C'est comme d'habitude dans une excellentes ambiance décontractée que nous avons débouché le second flacon. En l'occurrence une version spéciale de Glenmorangie du meilleur effet, en l'occurrence un Glenmorangie Sonnalta.

Ce superbe whisky dont le nez tout en ampleur et en largeur contraste avec la bouche longue et tendue traçant son chemin avec détermination est parafit en digestif. De ce contraste nait un Glenmorangie d’une musicalité chavirante.
Non tourbé
Malté, floral, épicé

Couleur : vieil or à reflets cuivrés.


Nez : ample, riche. Le malt, le chocolat noir, les fleurs (pivoine, chèvrefeuille) et les épices (cardamome, gingembre) forment un quatuor inspiré jouant une sonate particulièrement enlevée. Cet ensemble ne cesse de jouer crescendo. Une gerbe de fleurs constitue son point d’orgue et son apothéose.
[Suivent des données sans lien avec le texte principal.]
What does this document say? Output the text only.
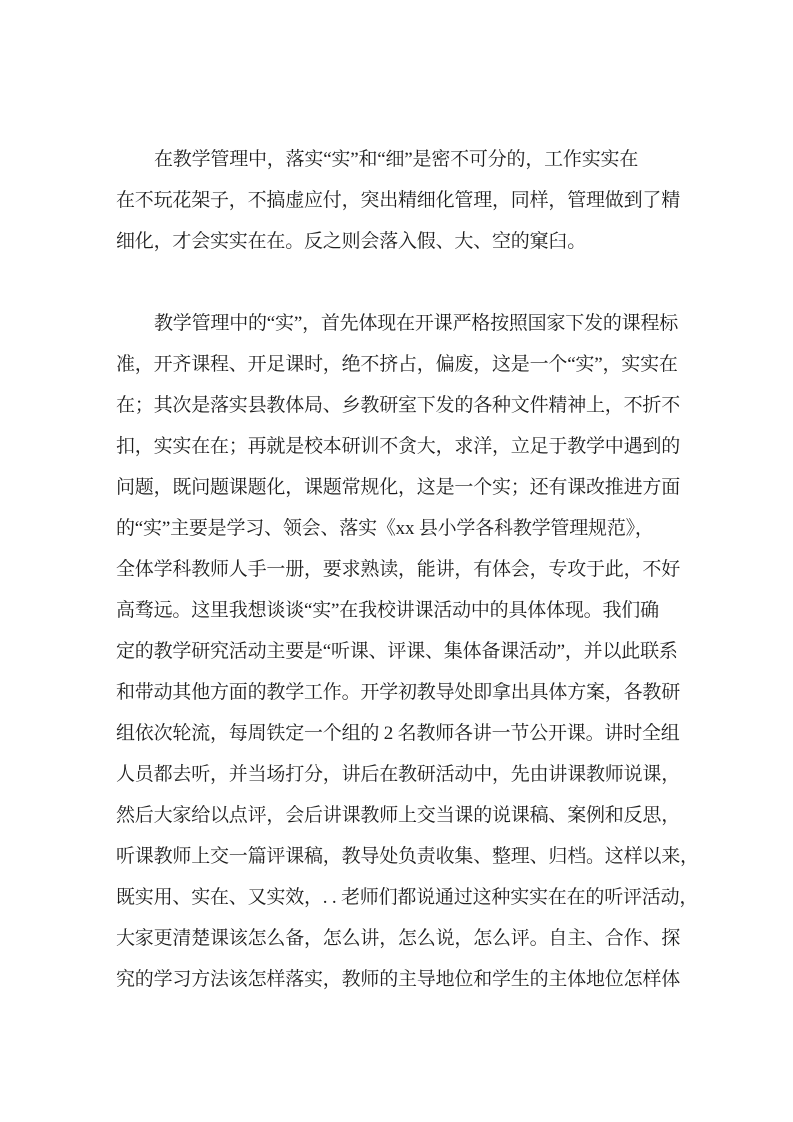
在教学管理中，落实“实”和“细”是密不可分的，工作实实在
在不玩花架子，不搞虚应付，突出精细化管理，同样，管理做到了精
细化，才会实实在在。反之则会落入假、大、空的窠臼。
教学管理中的“实”，首先体现在开课严格按照国家下发的课程标
准，开齐课程、开足课时，绝不挤占，偏废，这是一个“实”，实实在
在；其次是落实县教体局、乡教研室下发的各种文件精神上，不折不
扣，实实在在；再就是校本研训不贪大，求洋，立足于教学中遇到的
问题，既问题课题化，课题常规化，这是一个实；还有课改推进方面
的“实”主要是学习、领会、落实《xx 县小学各科教学管理规范》，
全体学科教师人手一册，要求熟读，能讲，有体会，专攻于此，不好
高骛远。这里我想谈谈“实”在我校讲课活动中的具体体现。我们确
定的教学研究活动主要是“听课、评课、集体备课活动”，并以此联系
和带动其他方面的教学工作。开学初教导处即拿出具体方案，各教研
组依次轮流，每周铁定一个组的 2 名教师各讲一节公开课。讲时全组
人员都去听，并当场打分，讲后在教研活动中，先由讲课教师说课，
然后大家给以点评，会后讲课教师上交当课的说课稿、案例和反思，
听课教师上交一篇评课稿，教导处负责收集、整理、归档。这样以来，
既实用、实在、又实效，. . 老师们都说通过这种实实在在的听评活动，
大家更清楚课该怎么备，怎么讲，怎么说，怎么评。自主、合作、探
究的学习方法该怎样落实，教师的主导地位和学生的主体地位怎样体
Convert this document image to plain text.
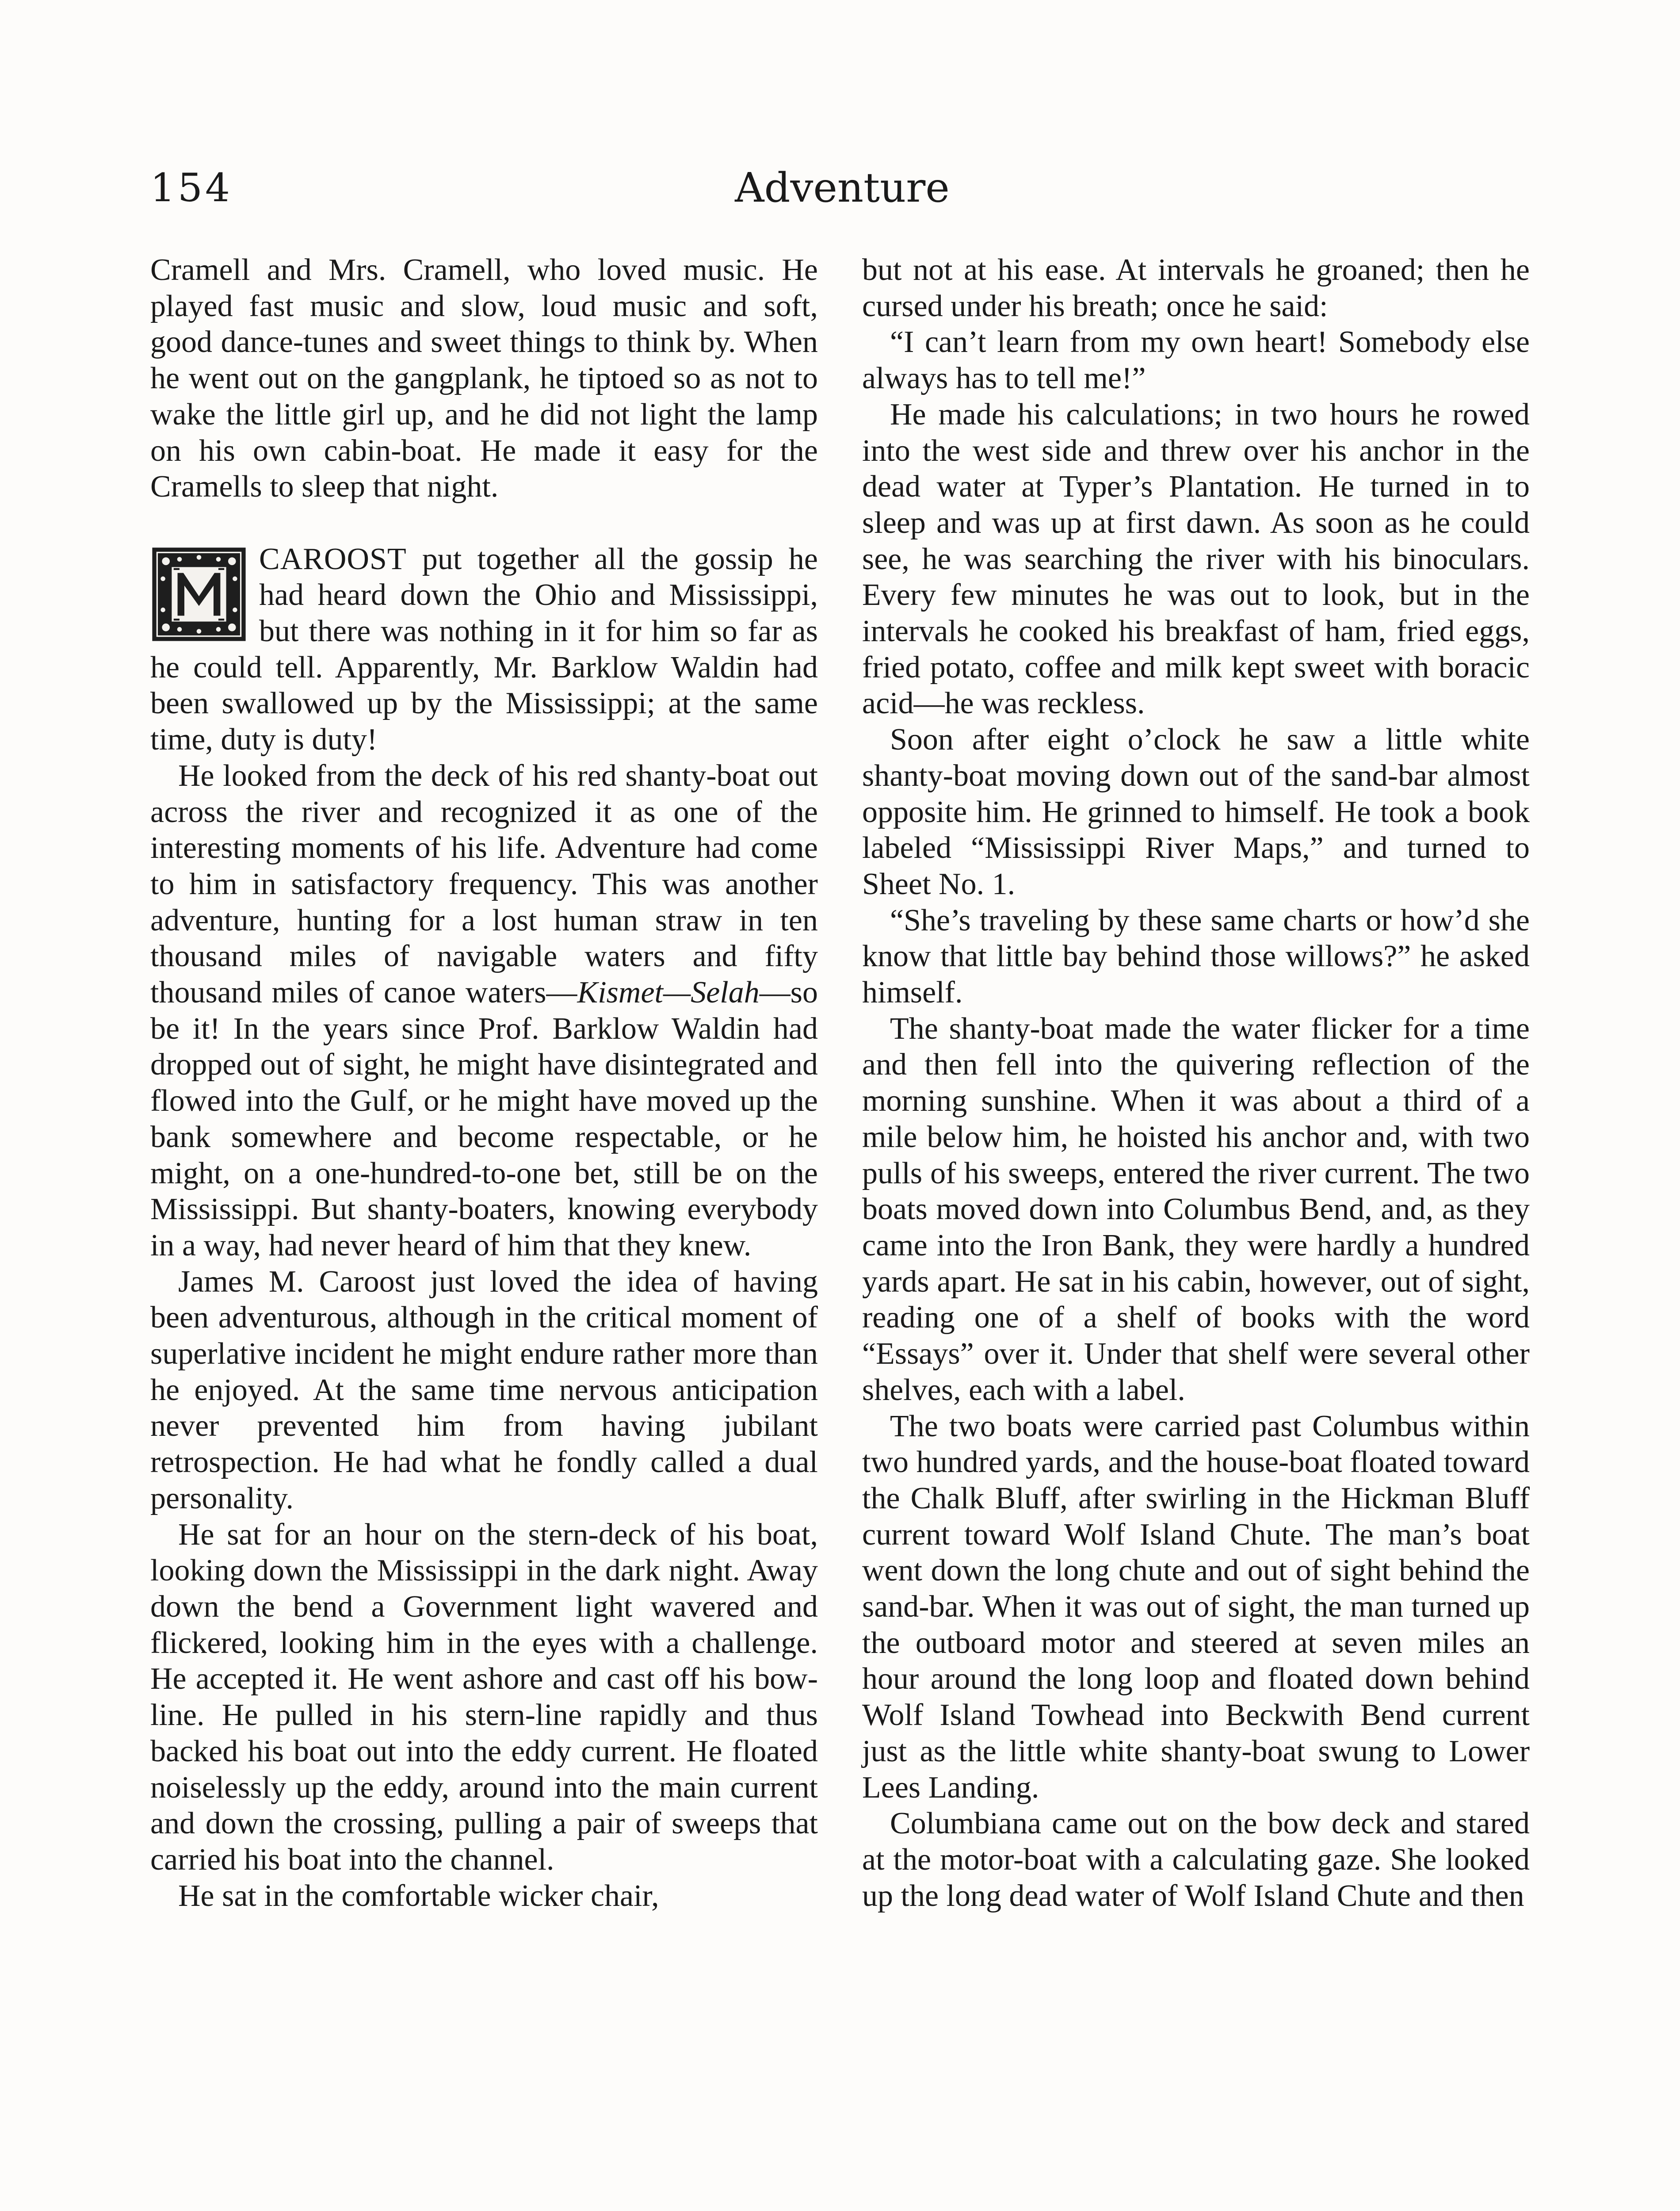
154	Adventure

Cramell and Mrs. Cramell, who loved music. He played fast music and slow, loud music and soft, good dance-tunes and sweet things to think by. When he went out on the gangplank, he tiptoed so as not to wake the little girl up, and he did not light the lamp on his own cabin-boat. He made it easy for the Cramells to sleep that night.

CAROOST put together all the gossip he had heard down the Ohio and Mississippi, but there was nothing in it for him so far as he could tell. Apparently, Mr. Barklow Waldin had been swallowed up by the Mississippi; at the same time, duty is duty!

He looked from the deck of his red shanty-boat out across the river and recognized it as one of the interesting moments of his life. Adventure had come to him in satisfactory frequency. This was another adventure, hunting for a lost human straw in ten thousand miles of navigable waters and fifty thousand miles of canoe waters—Kismet—Selah—so be it! In the years since Prof. Barklow Waldin had dropped out of sight, he might have disintegrated and flowed into the Gulf, or he might have moved up the bank somewhere and become respectable, or he might, on a one-hundred-to-one bet, still be on the Mississippi. But shanty-boaters, knowing everybody in a way, had never heard of him that they knew.

James M. Caroost just loved the idea of having been adventurous, although in the critical moment of superlative incident he might endure rather more than he enjoyed. At the same time nervous anticipation never prevented him from having jubilant retrospection. He had what he fondly called a dual personality.

He sat for an hour on the stern-deck of his boat, looking down the Mississippi in the dark night. Away down the bend a Government light wavered and flickered, looking him in the eyes with a challenge. He accepted it. He went ashore and cast off his bow-line. He pulled in his stern-line rapidly and thus backed his boat out into the eddy current. He floated noiselessly up the eddy, around into the main current and down the crossing, pulling a pair of sweeps that carried his boat into the channel.

He sat in the comfortable wicker chair,

but not at his ease. At intervals he groaned; then he cursed under his breath; once he said:

“I can’t learn from my own heart! Somebody else always has to tell me!”

He made his calculations; in two hours he rowed into the west side and threw over his anchor in the dead water at Typer’s Plantation. He turned in to sleep and was up at first dawn. As soon as he could see, he was searching the river with his binoculars. Every few minutes he was out to look, but in the intervals he cooked his breakfast of ham, fried eggs, fried potato, coffee and milk kept sweet with boracic acid—he was reckless.

Soon after eight o’clock he saw a little white shanty-boat moving down out of the sand-bar almost opposite him. He grinned to himself. He took a book labeled “Mississippi River Maps,” and turned to Sheet No. 1.

“She’s traveling by these same charts or how’d she know that little bay behind those willows?” he asked himself.

The shanty-boat made the water flicker for a time and then fell into the quivering reflection of the morning sunshine. When it was about a third of a mile below him, he hoisted his anchor and, with two pulls of his sweeps, entered the river current. The two boats moved down into Columbus Bend, and, as they came into the Iron Bank, they were hardly a hundred yards apart. He sat in his cabin, however, out of sight, reading one of a shelf of books with the word “Essays” over it. Under that shelf were several other shelves, each with a label.

The two boats were carried past Columbus within two hundred yards, and the house-boat floated toward the Chalk Bluff, after swirling in the Hickman Bluff current toward Wolf Island Chute. The man’s boat went down the long chute and out of sight behind the sand-bar. When it was out of sight, the man turned up the outboard motor and steered at seven miles an hour around the long loop and floated down behind Wolf Island Towhead into Beckwith Bend current just as the little white shanty-boat swung to Lower Lees Landing.

Columbiana came out on the bow deck and stared at the motor-boat with a calculating gaze. She looked up the long dead water of Wolf Island Chute and then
Bouche : dans un premier temps, elle se révèle déconcertante par son « immédiate » facilité d’accès. Il s’agit en fait d’un trompe-l’oeil, car très rapidement elle déploie toute sa profondeur. Le bois précieux, toujours les épices, les fruits confits et les agrumes se succèdent alors dans un tempo effréné.

Finale : sèche, ensoleillée. Elle s’adoucit sans perdre toutefois de sa fermeté. « Une main de fer dans un gant de velours ». L’orge maltée revient à profusion et appose sa signature. Pour le final, chaque note réapparait pour un dernier rappel.

Une bien belle et bonne dégustation qui nous a permis de passer une excellente soirée agrémentée de non moins excellents accompagnements solides.

A bientôt



dimanche 28 février 2010

Dégustation de février 2010

Avec un peu, voir beaucoup de retard par rapport à notre dernière réunion qui s'est déroulée le 06 février dernier, voici enfin le récit de nos agapes. Un petit changement d'hébergement de quasi dernière minute a fait que notre congrégation s'est retrouvée hôtes d’Ariane et Damien en lieu et place d'Anne et Fred votre serviteur bloggeur (Marie Alzée comprendra...). Ce changement n'a, bien entendu en rien modifié notre cérémonial et Damien a su rapidement prendre le relais pour nous dégoter deux délicieux flacons. Ce fut également l'occasion d'agrandir notre cercle avec la présence de Pauline et Alexis. Bienvenue à eux.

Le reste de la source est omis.